Or: How This Lifelong Atheist Ended Up a Pagan…

It started somewhere in November of 2018. I don’t know the exact date, or what specifically led me to the crossroads. I was going through a series of events that left me wrung out, grieving, and a little lost. This on top of memory issues caused by my cancer treatments and my lack of journaling at the time, has made a mystery of it.

The only thing I wrote about in November was Nanowrimo, and how I had awful writer’s block. Nothing in my journal suggests that I had a, metaphorically speaking, “coming to the gods” moment. Not then, not later.

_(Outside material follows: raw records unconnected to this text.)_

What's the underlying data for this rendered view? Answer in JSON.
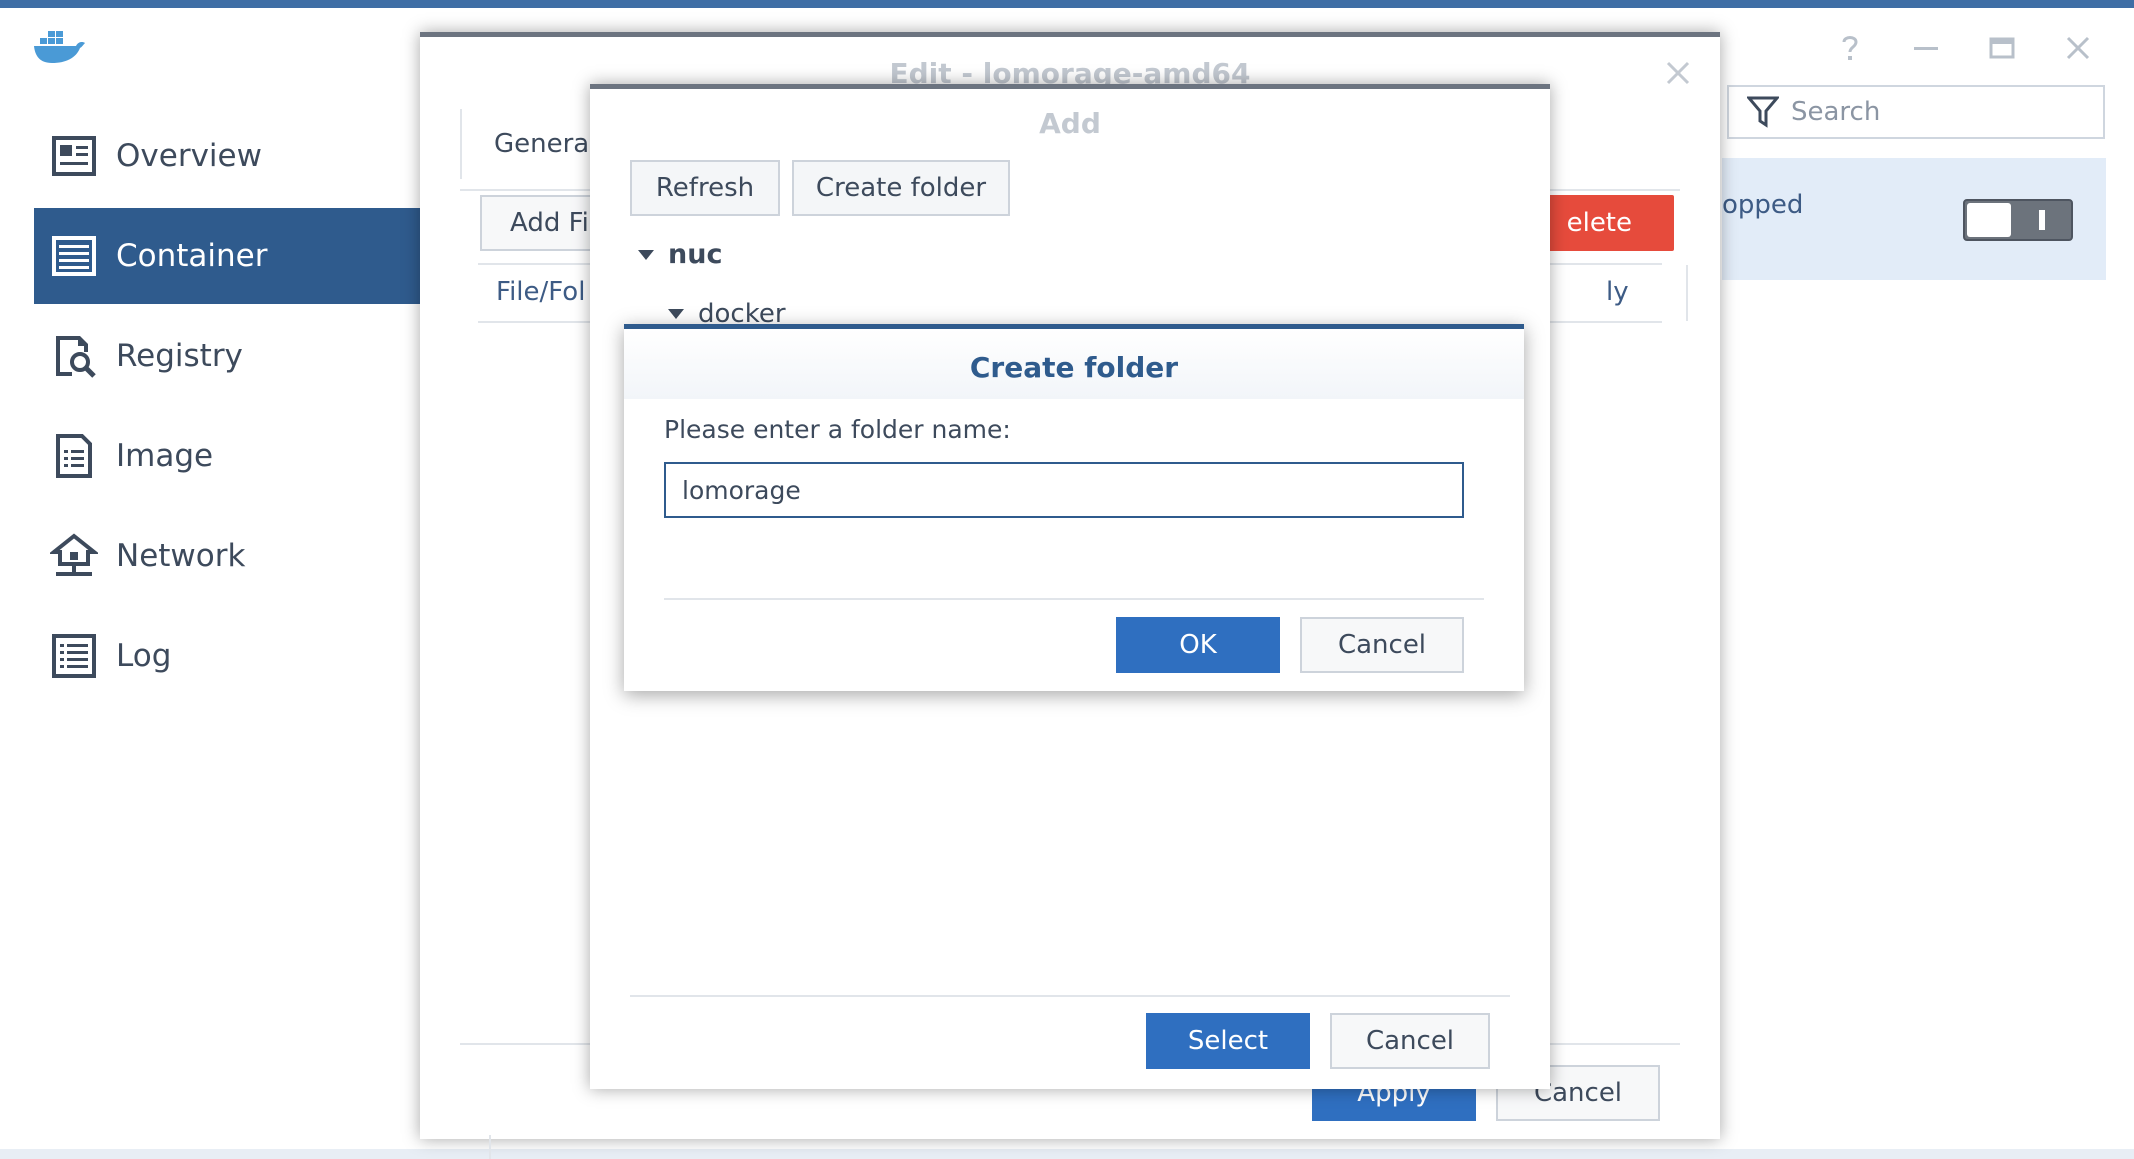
{
  "sidebar": {
    "items": [
      {
        "label": "Overview",
        "icon": "overview-icon"
      },
      {
        "label": "Container",
        "icon": "container-icon",
        "active": true
      },
      {
        "label": "Registry",
        "icon": "registry-icon"
      },
      {
        "label": "Image",
        "icon": "image-icon"
      },
      {
        "label": "Network",
        "icon": "network-icon"
      },
      {
        "label": "Log",
        "icon": "log-icon"
      }
    ]
  },
  "search": {
    "placeholder": "Search"
  },
  "container_row": {
    "status": "opped"
  },
  "edit_dialog": {
    "title": "Edit - lomorage-amd64",
    "tab": "General",
    "add_file_label": "Add Fil",
    "delete_label": "elete",
    "col_file": "File/Fol",
    "col_readonly": "ly",
    "apply_label": "Apply",
    "cancel_label": "Cancel"
  },
  "add_dialog": {
    "title": "Add",
    "refresh_label": "Refresh",
    "create_folder_label": "Create folder",
    "tree": {
      "root": "nuc",
      "child": "docker"
    },
    "select_label": "Select",
    "cancel_label": "Cancel"
  },
  "create_folder_dialog": {
    "title": "Create folder",
    "prompt": "Please enter a folder name:",
    "input_value": "lomorage",
    "ok_label": "OK",
    "cancel_label": "Cancel"
  },
  "colors": {
    "accent": "#2f5b8d",
    "primary_button": "#2f6fc0",
    "danger": "#e64b3c"
  }
}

In truth, I think it began before I knew that it was happening. In October, a dear friend passed away from cancer. His illness brought to the foreground lot of the fears and anxieties I had barely been keeping at bay since the day I had been diagnosed with cancer myself in 2013.

My own circumstances when I heard of his passing didn’t help. We were in the middle of a weekend getaway celebrating a milestone birthday for a family member at a mountain resort. I had to fight back the tears and smile and pretend. Then I had to leave  because I couldn’t stay the weekend like everyone else. I went home alone, a two hour drive down steep, dark winding roads, afraid to cry lest it blind me and and I plummet to my death off the side of the mountain. The next day I had to attend a workshop. Again, pushing my emotions down, trying not to fall apart and feeling very alone and isolated in my grief.

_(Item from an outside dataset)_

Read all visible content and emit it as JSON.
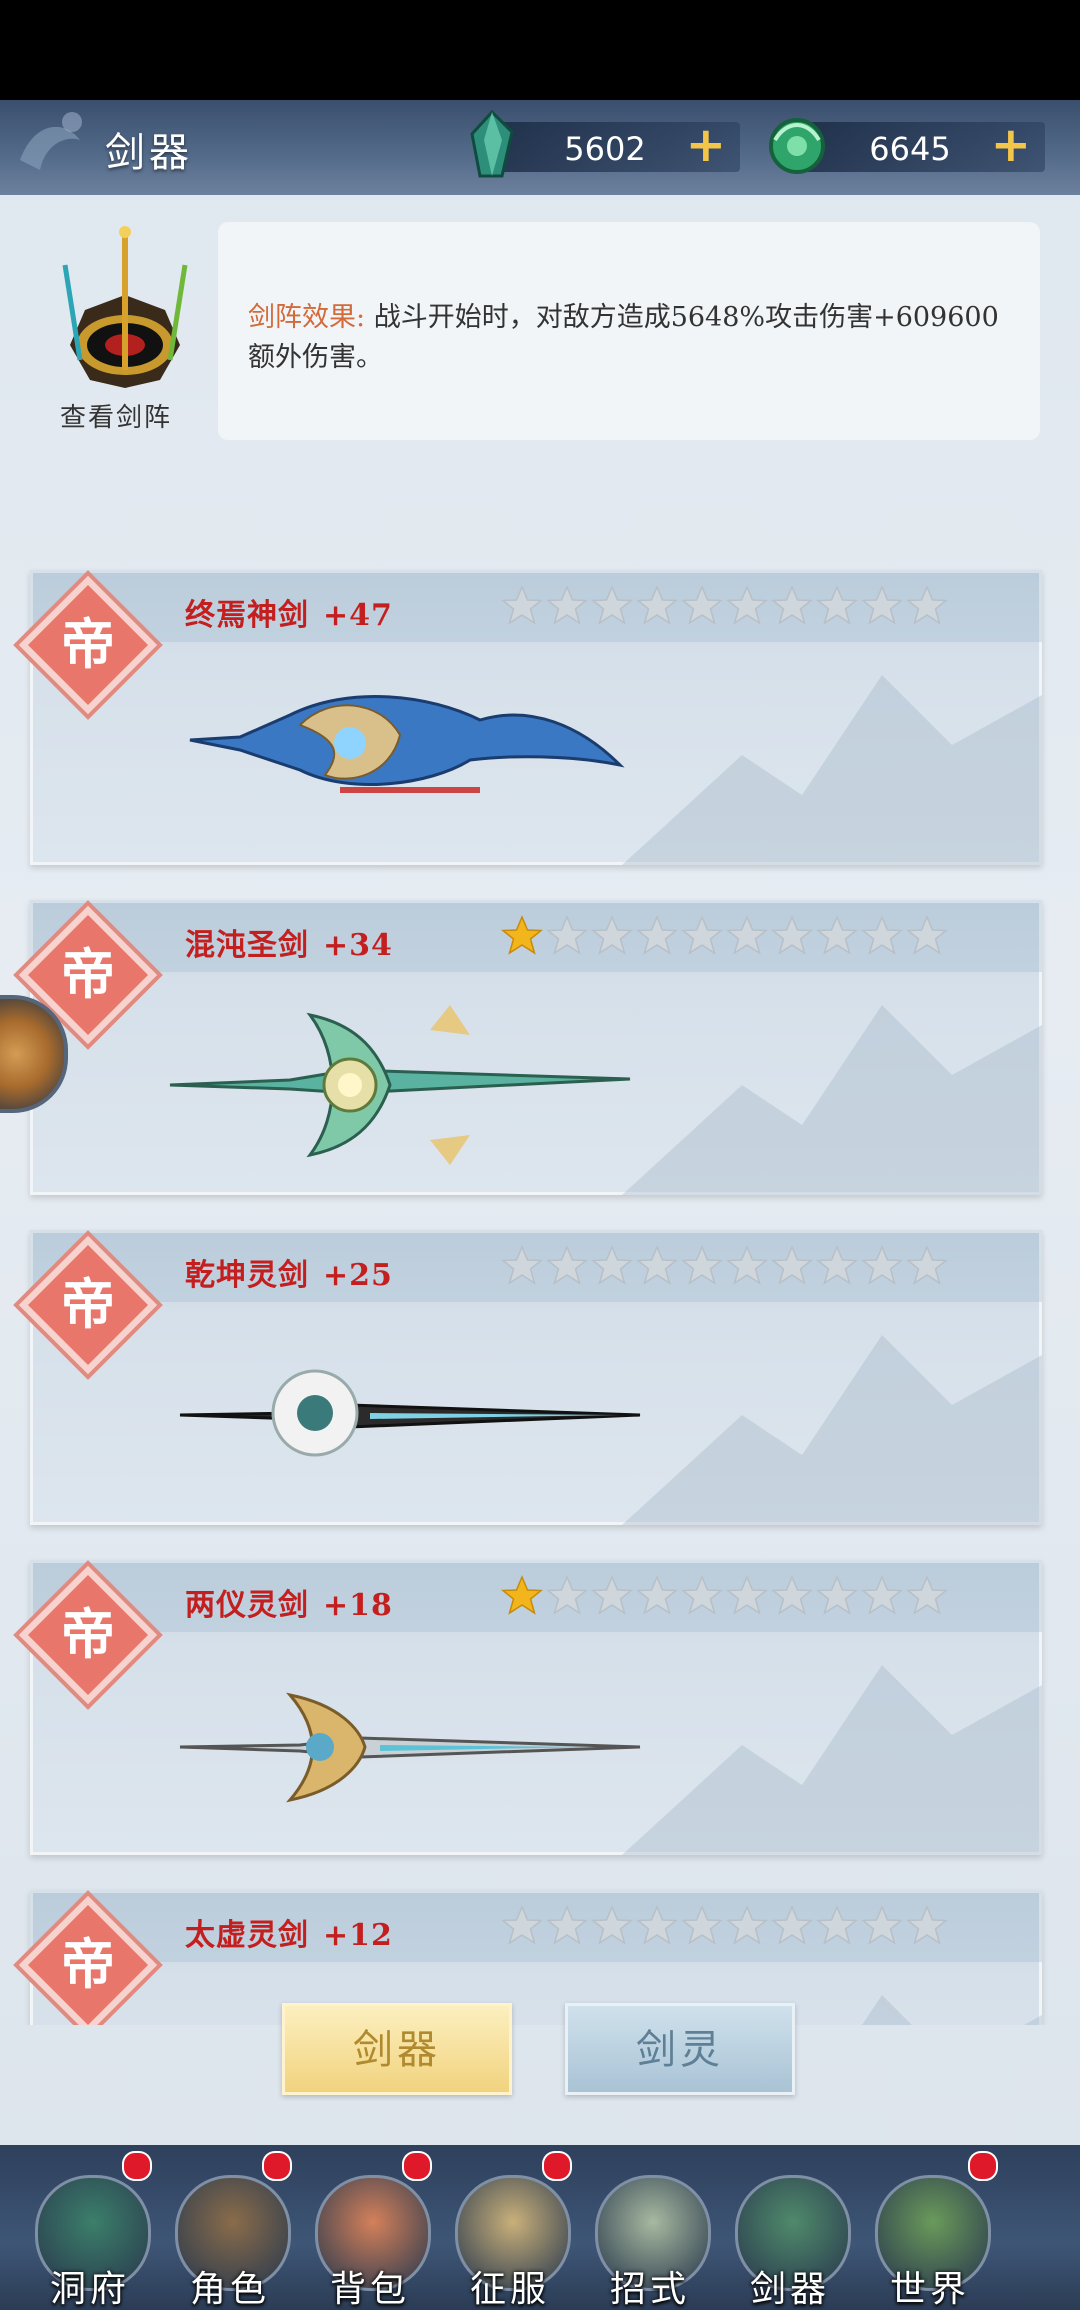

Something like that can make you wish for the comfort of belief, and barring belief, at least a spiritual framework.

We traveled to the other side of the country a week later to attend his funeral. I hadn’t been able to cry since the day after his death,I had stoppered it up so completely. We met with friends, we hugged, we reminisced, but I couldn’t cry. I would start to tear up and it would turn to nothing.

In the ritual of his memorial service I finally found release if not relief. There I found my tears in the memories of others, the stories, the pain we all felt and shared. My loss was eclipsed and magnified all at once by the loss of his wife, parents, brother, his best friend, and my husband who had known him longer than I.

Did that open me up to the possibilities? Did my skepticism and atheism do a double-take and let down their guard in the face of real need? Is this the reason, the catalyst?


Maybe a little mystery makes it a bit more magical, a little more pagan.